Published: 9 December 2013

Abstract

Background

Tandem mass spectrometry (MS/MS) technology has been applied to identify proteins, as an ultimate approach to confirm the original genome annotation. To be able to identify gene fusion proteins, a special database containing peptides that cross over gene fusion breakpoints is needed.

Methods

It is impractical to construct a database that includes all possible fusion peptides originated from potential breakpoints.
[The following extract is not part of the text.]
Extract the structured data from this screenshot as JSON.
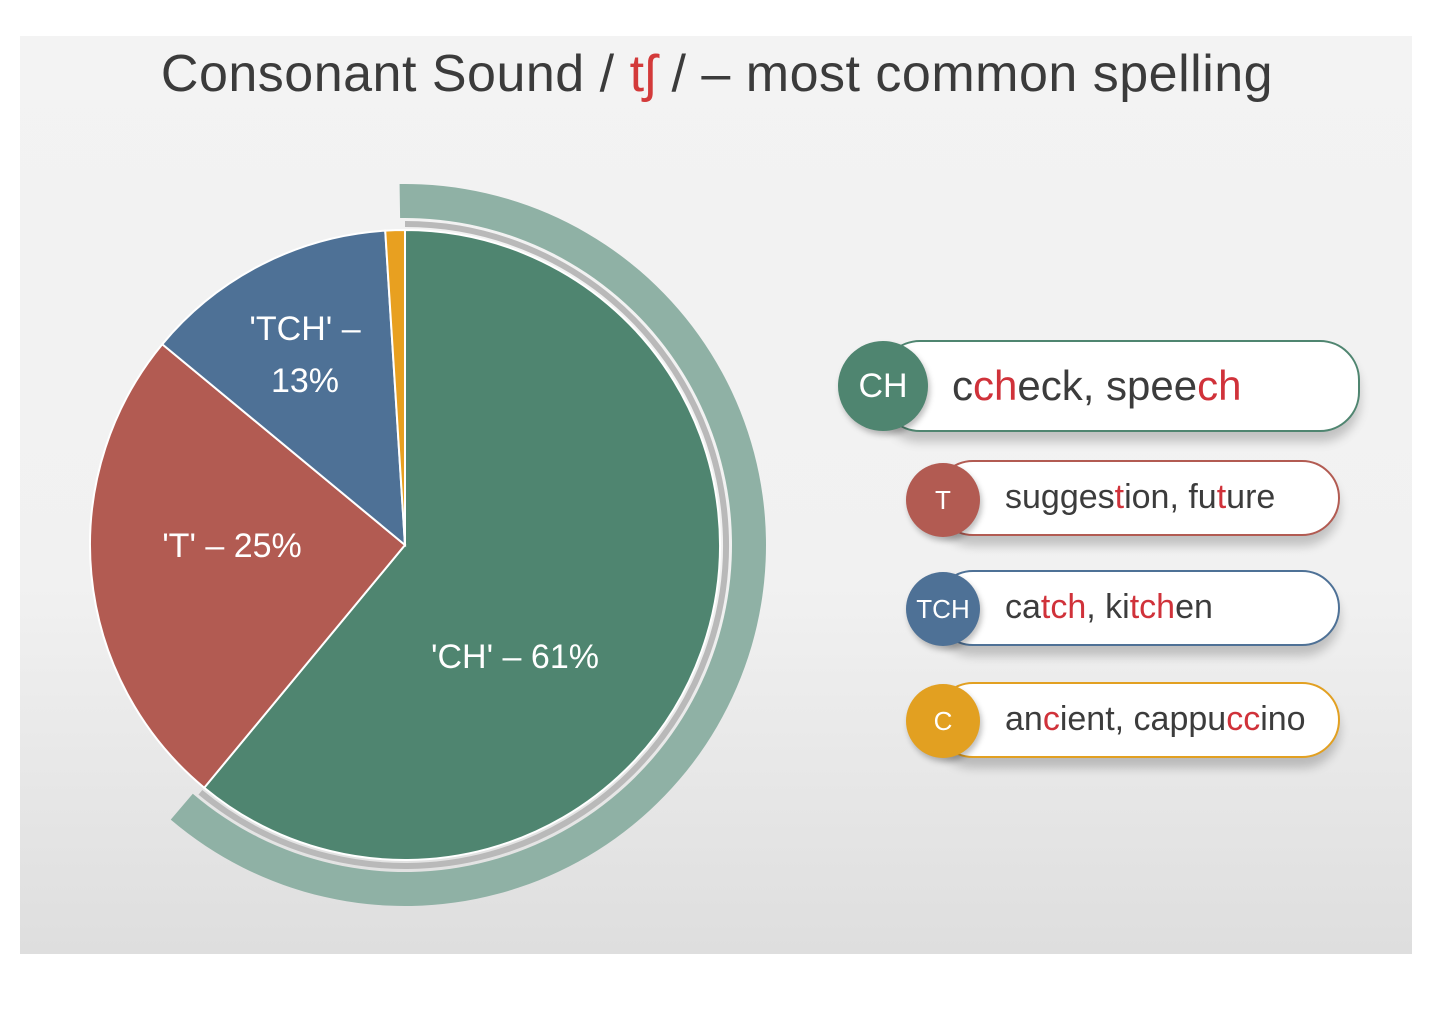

Focusing on 6259 reported and predicted gene fusion pairs from ChimerDB 2.0 and Cancer Gene Census, we for the first time created a database CanProFu that comprehensively annotates fusion peptides formed by exon-exon linkage between these pairing genes.

Results

Applying this database to mass spectrometry datasets of 40 human non-small cell lung cancer (NSCLC) samples and 39 normal lung samples with stringent searching criteria, we were able to identify 19 unique fusion peptides characterizing gene fusion events. Among them 11 gene fusion events were only found in NSCLC samples. And also, 4 alternative splicing events were characterized in cancerous or normal lung samples.

Conclusions

The database and workflow in this work can be flexibly applied to other MS/MS based human cancer experiments to detect gene fusions as potential disease biomarkers or drug targets.